Learning from Past Pandemic Governance: Early Response and Public-Private Partnerships in Testing of Covid-19 in South Korea

Tuesday, October 20, 2020 at  9:00 pm ET

Speaker: June Park, PhD (George Washington University)
Moderator: Professor William W. Grimes (Boston University)

How can political elites learn from the past to enhance sustainability of their leadership in a pandemic situation? How did South Korea’s large-scale COVID-19 testing work, and what was the role of the South Korean in-vitro diagnostics (IVD) industry? Learn all about it through this BUCSA webinar as June Park (George Washington University/National Research Foundation of Korea) presents findings from her latest publication with Eunbin Chung (University of Utah) in the special issue on ‘Pandemics, COVID-19, Sustainability and Development’ in World Development.
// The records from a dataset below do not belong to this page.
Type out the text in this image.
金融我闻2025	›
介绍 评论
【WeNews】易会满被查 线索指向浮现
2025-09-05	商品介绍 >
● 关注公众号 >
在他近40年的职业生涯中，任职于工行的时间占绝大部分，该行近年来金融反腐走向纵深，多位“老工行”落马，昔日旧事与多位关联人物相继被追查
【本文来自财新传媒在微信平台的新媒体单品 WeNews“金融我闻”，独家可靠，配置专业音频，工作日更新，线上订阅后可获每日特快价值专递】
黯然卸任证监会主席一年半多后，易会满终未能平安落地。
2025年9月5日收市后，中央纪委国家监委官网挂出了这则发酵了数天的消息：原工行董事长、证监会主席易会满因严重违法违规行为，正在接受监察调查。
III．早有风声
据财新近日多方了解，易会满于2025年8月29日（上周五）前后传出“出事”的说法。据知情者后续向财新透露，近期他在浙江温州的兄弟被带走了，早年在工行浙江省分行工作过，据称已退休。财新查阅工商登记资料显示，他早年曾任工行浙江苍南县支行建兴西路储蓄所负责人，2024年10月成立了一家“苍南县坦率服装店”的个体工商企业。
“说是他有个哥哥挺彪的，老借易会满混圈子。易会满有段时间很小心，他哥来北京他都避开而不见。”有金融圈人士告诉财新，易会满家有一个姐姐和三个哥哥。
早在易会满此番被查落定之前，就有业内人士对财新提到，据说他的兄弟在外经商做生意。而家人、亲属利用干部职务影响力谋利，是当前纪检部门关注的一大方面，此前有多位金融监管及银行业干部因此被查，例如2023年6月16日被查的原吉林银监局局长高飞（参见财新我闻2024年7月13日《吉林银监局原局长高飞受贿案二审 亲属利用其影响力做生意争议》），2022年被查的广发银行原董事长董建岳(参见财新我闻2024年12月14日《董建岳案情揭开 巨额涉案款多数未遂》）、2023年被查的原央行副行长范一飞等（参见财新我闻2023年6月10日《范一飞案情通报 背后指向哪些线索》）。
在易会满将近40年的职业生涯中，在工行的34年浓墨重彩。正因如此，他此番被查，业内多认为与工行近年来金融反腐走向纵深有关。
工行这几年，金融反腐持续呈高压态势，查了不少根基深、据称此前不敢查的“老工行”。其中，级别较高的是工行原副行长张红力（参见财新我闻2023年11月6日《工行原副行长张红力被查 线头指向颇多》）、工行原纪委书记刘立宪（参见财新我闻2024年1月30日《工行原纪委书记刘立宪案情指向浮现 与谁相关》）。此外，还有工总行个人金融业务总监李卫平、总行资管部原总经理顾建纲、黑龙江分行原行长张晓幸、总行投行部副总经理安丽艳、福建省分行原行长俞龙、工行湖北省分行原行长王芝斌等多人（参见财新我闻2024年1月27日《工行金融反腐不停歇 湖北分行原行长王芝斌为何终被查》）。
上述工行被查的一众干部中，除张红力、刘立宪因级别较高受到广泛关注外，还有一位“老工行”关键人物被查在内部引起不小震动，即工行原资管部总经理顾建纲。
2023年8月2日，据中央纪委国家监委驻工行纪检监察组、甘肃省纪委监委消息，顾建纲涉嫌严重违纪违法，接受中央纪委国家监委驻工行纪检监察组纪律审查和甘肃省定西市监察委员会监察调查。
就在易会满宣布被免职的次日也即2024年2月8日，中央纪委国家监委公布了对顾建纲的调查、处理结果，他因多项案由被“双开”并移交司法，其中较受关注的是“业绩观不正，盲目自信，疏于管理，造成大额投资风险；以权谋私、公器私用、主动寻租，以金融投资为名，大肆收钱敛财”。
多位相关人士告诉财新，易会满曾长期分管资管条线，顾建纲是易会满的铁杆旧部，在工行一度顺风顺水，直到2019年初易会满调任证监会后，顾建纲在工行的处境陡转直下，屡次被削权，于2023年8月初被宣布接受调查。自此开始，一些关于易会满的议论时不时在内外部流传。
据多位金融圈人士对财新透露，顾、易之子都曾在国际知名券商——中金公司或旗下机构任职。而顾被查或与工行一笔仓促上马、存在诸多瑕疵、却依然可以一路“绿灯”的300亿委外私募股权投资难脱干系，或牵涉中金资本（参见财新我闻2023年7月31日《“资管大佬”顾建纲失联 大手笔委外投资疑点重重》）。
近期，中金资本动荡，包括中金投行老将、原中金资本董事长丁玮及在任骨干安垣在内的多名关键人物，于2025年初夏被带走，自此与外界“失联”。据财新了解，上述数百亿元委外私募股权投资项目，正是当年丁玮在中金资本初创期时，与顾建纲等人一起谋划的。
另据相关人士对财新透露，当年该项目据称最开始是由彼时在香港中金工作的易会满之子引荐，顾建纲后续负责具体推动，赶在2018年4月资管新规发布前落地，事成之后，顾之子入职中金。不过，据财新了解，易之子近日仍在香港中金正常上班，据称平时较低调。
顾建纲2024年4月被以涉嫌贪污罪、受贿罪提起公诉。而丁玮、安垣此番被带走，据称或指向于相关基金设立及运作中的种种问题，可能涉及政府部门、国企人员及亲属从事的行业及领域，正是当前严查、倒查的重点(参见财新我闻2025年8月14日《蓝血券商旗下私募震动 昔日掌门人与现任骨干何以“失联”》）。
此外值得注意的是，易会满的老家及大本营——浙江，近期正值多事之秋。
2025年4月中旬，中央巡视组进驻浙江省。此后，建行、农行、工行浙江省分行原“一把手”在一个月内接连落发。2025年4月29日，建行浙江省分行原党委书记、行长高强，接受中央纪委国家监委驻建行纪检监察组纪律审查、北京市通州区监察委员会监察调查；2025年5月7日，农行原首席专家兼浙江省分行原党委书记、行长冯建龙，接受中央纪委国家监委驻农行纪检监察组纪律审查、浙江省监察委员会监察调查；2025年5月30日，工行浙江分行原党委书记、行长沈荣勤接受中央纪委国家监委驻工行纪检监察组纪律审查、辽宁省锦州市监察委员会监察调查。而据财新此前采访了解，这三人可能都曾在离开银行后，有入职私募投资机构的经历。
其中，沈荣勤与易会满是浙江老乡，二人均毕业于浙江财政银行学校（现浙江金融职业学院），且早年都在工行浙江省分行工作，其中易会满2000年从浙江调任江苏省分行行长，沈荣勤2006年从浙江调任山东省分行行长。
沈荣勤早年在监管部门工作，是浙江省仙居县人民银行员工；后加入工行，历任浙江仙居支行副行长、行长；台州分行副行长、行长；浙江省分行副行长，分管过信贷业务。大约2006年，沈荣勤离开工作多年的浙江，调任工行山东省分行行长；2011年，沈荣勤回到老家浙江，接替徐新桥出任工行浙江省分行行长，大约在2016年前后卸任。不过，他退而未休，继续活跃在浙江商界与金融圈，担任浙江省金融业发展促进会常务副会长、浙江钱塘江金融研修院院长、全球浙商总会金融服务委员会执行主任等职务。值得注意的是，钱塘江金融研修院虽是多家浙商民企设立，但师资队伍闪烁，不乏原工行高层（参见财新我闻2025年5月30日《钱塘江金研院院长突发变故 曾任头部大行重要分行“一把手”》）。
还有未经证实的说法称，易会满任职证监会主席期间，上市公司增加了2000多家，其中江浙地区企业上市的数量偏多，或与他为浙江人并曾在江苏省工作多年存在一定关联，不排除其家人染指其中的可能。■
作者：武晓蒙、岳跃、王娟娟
The publication offers a theoretical framework of policy implementation that combines collaboration between public and private sectors (“Public-Private Partnership,” or PPP) to efficiently deal with urgent crises such as COVID-19. The authors explain the role of new institutions prompted by policy failure precedence (Time 1: Middle East Respiratory Syndrome in 2015) that at a later time period (Time 2: COVID-19 in 2020) allow for the activation of PPPs with the aim to extend the political life of incumbent leaderships.

About the Author:

Dr. June Park is an East Asia Voices Initiative Fellow of the East Asia National Resources Center at the George Washington University Elliott School of International Affairs. She is also a Next Generation Researcher at the National Research Foundation of Korea for her first book manuscript, ‘Trade Wars & Currency Conflict: China, South Korea and Japan’s Responses to U.S. Pressures since the Global Financial Crisis,’ and she is working on her second book project, ‘Europe’s Challenges & Responses: Between Faustian Bargains with China and U.S. Pressures since Brexit’. Using a framework of institutional variance, her first book manuscript attempts to answer why the three countries have not acted in the same way upon encountering U.S. protectionism, and provides a mechanism for predicting policy moves. Her second book project also utilizes the framework of institutional variance to examine the varied policy responses from Germany, France and the UK post-Brexit to China and the U.S. in the era of geo-economic conflict and artificial intelligence. Her writings have appeared in peer-reviewed publications such as World Development and Asian Perspective, as well as policy-oriented publications such as The Diplomat and East Asia Forum.